The impression I have is they are going for a JV or a farm out; I doubt that they will sell the acreage; my guess they want to increase production; and having a JV partner to finance drilling or a farm our agreement will lead to a significant increase in production, without the need for the company to inject any capital.
Based on my research their acreage could support 100+ locations; SD is reporting 96% IRR in the play, 456K EUR and $5.6m NPV per location; at 100 locations we are looking at potential $560m value that can be created; if they get a partner to shoulder the drilling costs for at least the initial stages of the development, enormous shareholder value will be created.
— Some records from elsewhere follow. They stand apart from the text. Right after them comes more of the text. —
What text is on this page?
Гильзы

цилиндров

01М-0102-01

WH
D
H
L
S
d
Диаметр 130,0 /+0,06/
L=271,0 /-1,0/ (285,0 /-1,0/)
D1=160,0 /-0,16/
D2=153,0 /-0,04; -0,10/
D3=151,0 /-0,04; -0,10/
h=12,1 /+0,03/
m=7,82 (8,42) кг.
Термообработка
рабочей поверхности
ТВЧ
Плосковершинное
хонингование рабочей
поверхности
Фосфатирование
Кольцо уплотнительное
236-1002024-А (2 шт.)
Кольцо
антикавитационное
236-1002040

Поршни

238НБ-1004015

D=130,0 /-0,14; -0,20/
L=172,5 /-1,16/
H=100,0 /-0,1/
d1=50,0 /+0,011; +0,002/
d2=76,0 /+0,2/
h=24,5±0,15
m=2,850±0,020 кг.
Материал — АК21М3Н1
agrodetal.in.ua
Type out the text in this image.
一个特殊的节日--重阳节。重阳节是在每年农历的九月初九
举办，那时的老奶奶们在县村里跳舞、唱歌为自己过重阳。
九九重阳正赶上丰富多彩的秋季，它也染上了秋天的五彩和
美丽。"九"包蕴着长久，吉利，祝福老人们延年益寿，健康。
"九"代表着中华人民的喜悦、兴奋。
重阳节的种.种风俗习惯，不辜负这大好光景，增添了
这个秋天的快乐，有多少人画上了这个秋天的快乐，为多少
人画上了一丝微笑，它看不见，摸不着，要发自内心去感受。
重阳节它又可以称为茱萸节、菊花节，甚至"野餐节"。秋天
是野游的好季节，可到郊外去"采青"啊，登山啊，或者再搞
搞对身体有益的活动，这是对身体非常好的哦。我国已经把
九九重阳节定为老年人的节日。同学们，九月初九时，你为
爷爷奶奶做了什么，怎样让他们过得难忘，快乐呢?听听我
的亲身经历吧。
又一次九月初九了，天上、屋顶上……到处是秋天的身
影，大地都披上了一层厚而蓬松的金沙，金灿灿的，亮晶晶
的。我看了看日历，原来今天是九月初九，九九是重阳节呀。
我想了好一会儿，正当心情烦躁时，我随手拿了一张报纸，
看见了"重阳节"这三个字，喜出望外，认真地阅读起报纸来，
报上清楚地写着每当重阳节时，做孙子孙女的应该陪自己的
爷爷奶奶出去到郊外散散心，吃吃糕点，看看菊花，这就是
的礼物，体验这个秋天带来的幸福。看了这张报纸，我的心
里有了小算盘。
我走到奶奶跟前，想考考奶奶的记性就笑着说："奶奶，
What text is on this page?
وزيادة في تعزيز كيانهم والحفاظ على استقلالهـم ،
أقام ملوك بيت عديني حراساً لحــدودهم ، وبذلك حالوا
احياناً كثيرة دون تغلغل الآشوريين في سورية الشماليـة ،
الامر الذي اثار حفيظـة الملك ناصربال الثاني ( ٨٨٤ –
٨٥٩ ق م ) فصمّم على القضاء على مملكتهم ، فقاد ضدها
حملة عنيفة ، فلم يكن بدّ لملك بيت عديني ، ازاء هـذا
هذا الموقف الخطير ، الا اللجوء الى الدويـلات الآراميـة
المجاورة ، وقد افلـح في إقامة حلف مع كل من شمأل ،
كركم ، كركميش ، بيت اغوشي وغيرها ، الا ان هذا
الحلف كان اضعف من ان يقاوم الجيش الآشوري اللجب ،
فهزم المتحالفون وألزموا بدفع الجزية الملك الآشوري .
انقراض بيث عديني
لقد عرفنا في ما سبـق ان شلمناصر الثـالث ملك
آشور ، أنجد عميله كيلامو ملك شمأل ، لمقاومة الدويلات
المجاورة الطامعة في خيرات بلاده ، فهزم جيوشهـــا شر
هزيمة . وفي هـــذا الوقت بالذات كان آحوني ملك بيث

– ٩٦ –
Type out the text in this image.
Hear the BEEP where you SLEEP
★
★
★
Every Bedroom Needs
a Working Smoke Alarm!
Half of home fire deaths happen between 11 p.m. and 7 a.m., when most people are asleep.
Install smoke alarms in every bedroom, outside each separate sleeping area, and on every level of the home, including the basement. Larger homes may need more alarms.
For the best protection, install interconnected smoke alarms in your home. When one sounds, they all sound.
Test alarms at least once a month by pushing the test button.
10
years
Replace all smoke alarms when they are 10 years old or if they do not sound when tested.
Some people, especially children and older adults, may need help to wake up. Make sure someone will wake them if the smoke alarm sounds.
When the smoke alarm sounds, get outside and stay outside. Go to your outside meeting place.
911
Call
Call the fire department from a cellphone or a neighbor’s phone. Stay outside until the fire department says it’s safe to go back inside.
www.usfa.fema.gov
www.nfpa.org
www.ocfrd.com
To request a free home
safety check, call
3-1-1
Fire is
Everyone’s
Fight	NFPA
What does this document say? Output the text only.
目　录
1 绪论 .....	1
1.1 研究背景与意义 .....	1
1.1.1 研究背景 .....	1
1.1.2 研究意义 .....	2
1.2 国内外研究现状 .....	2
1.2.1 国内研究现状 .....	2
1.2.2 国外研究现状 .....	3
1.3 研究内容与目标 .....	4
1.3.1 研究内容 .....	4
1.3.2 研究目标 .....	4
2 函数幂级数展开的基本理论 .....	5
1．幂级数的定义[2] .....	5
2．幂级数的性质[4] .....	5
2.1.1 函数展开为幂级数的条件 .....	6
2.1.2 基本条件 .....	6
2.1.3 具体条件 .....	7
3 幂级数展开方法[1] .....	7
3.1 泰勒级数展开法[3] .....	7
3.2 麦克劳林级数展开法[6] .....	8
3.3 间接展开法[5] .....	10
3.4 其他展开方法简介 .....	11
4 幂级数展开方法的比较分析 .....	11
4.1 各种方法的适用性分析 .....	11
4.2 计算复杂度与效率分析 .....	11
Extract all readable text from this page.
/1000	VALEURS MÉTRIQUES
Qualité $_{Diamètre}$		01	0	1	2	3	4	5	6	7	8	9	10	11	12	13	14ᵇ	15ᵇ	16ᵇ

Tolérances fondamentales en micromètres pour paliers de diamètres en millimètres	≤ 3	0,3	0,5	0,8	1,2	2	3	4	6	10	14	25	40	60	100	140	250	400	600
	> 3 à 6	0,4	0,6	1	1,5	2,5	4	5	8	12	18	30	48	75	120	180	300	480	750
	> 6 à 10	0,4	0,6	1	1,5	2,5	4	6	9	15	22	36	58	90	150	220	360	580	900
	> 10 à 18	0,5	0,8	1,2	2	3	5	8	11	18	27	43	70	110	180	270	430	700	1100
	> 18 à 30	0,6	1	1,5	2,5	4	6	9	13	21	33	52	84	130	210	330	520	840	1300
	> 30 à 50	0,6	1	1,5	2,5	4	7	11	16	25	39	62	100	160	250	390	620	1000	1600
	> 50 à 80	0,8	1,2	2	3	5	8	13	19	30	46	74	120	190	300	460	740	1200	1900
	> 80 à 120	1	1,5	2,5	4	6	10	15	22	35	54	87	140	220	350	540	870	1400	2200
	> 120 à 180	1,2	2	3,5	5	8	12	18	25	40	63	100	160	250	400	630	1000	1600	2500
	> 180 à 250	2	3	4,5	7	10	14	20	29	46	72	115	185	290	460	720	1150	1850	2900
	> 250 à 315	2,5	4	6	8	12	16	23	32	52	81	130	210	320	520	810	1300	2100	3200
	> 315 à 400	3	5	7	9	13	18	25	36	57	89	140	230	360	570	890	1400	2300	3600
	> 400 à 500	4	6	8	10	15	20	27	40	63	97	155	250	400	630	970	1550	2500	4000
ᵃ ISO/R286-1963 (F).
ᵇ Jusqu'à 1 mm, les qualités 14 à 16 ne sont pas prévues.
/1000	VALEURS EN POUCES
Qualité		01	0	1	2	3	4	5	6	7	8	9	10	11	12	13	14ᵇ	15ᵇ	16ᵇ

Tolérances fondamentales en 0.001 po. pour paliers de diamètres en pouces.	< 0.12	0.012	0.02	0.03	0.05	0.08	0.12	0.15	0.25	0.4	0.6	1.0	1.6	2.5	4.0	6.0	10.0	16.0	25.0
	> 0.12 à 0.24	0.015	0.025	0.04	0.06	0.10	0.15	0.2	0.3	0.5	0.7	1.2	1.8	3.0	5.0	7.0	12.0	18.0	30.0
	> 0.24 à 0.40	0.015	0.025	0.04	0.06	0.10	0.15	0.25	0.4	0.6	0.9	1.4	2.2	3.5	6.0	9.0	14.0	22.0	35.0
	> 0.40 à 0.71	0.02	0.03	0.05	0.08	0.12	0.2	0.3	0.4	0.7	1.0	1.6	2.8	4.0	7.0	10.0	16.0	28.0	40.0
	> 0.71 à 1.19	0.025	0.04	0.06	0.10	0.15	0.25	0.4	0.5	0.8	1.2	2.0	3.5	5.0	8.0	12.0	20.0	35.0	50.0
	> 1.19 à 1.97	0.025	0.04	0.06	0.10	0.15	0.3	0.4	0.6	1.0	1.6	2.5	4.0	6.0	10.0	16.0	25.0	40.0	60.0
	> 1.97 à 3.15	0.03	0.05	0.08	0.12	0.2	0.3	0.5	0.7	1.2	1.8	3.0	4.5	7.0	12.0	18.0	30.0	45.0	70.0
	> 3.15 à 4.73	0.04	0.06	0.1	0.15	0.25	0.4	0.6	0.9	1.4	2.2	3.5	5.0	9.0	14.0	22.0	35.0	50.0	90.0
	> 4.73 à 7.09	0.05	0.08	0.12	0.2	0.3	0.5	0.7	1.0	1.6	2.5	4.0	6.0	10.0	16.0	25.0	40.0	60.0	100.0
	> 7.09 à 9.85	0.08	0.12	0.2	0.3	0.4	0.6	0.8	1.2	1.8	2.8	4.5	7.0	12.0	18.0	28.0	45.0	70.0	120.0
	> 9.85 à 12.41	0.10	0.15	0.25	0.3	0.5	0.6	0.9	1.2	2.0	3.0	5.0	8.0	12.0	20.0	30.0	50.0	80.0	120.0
If the land is worth $60m to $80m, a partner would need to invest that same amount to match EQU contribution; with such an amount 20 to 26 locations could be drilled (based on SD costs of 3m per location); this means a quarter of the potential locations could be developed before the need for EQU to invest any funds in the play; 20 to 26 locations will create $112m to $146m in NPV, at 50% EQU share that would be $56m to $73m net to EQU; and this would still leave 80% to 75% of the play to develop.
At $140m marketcap, the Mississippian deal will be truly game changing for the company.
Thanks Nawar for your insight. If the stock does not go up as you hope, would you be interested in forming a group to pressure mgmt. to sell the assets? I have owned Enterra since 2006, what a disaster!
Yes Gary; if management fails to monetize the Mississippian properly; I would be interested in pressuring the management; as a matter of fact, I would be interested in significantly increasing my ownership (possibly to 2%-3%) from just over 0.5% currently in order to have a large enough block along with other interested shareholders to press for a strategic option.